Une équipe de l’École de médecine David Geffen (UCLA) a montré qu’après juste quelques jours d’application sur la plaie, un gel de curcumine accélère de manière significative la cicatrisation et réduit les algies liées aux lésions de brûlures.

Dans le cadre de l’étude clinique de ce gel, trois patients, (deux enfants de 11 ans et 2 ans ainsi qu’une femme de 35 ans) atteints de brûlures, ont participé à l’expérimentation des scientifiques américains relevant que le gel à base de curcumine réduit l’intensité des brûlures, diminue les douleurs de la réaction inflammatoire et permet une accélération de la cicatrisation de la peau.
Les essais cliniques menés aussi bien in vitro qu’in vivo chez les animaux et les patients ont confirmé que la curcumine induit une activation de la cicatrisation et active le processus de transcription NF-kappaB.

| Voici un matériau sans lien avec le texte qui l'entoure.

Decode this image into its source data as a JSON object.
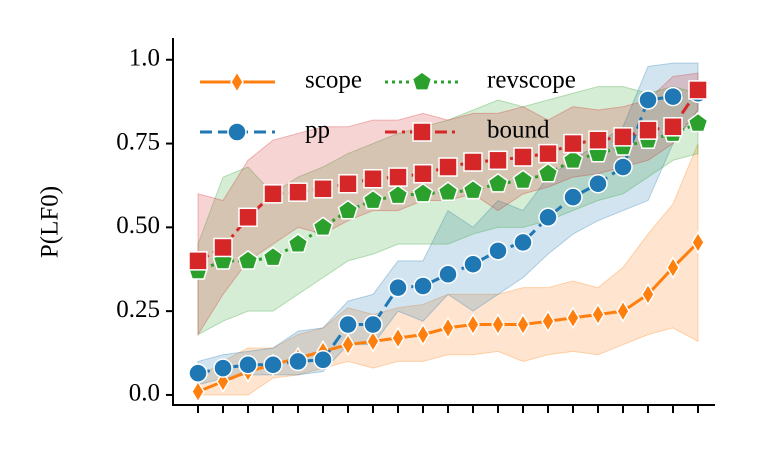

En fait, la phosphorylase kinase est une enzyme clé dans les processus inflammatoires et de cicatrisation. Cette enzyme est impliquée dans la cicatrisation des tissus cutanées mais entraîne des rougeurs et des inflammations. La libération de la phosphorylase kinase, cinq minute après une plaie, assure une régulation cicatricielle de la lésion avec l’activation de plus de 200 gènes. Il y a aussi l’apparition de neutrophiles au bout de 30 minutes, de macrophages au bout de quelques heures à quelques mois, les fibroblastes au bout d’une semaine, les myofibroblastes au bout de deux semaines.

L’usage de gel à base de curcumine est inhibe l’enzyme de phosphorylase kinase et induit une guérison des lésions de brûlure au bout de 6 semaines après le début du traitement topique. Le gel topique à base de curcumine s’est avéré efficace et mieux qu’un traitement cutané par voie orale à base de curcumine puisque lors de l’application topique du gel, la molécule active pénètre au niveau de la peau, diminue l’inflammation et entraîne une meilleure cicatrisation de la peau. Cette étude a été publiée dans la revue Biodiscovery.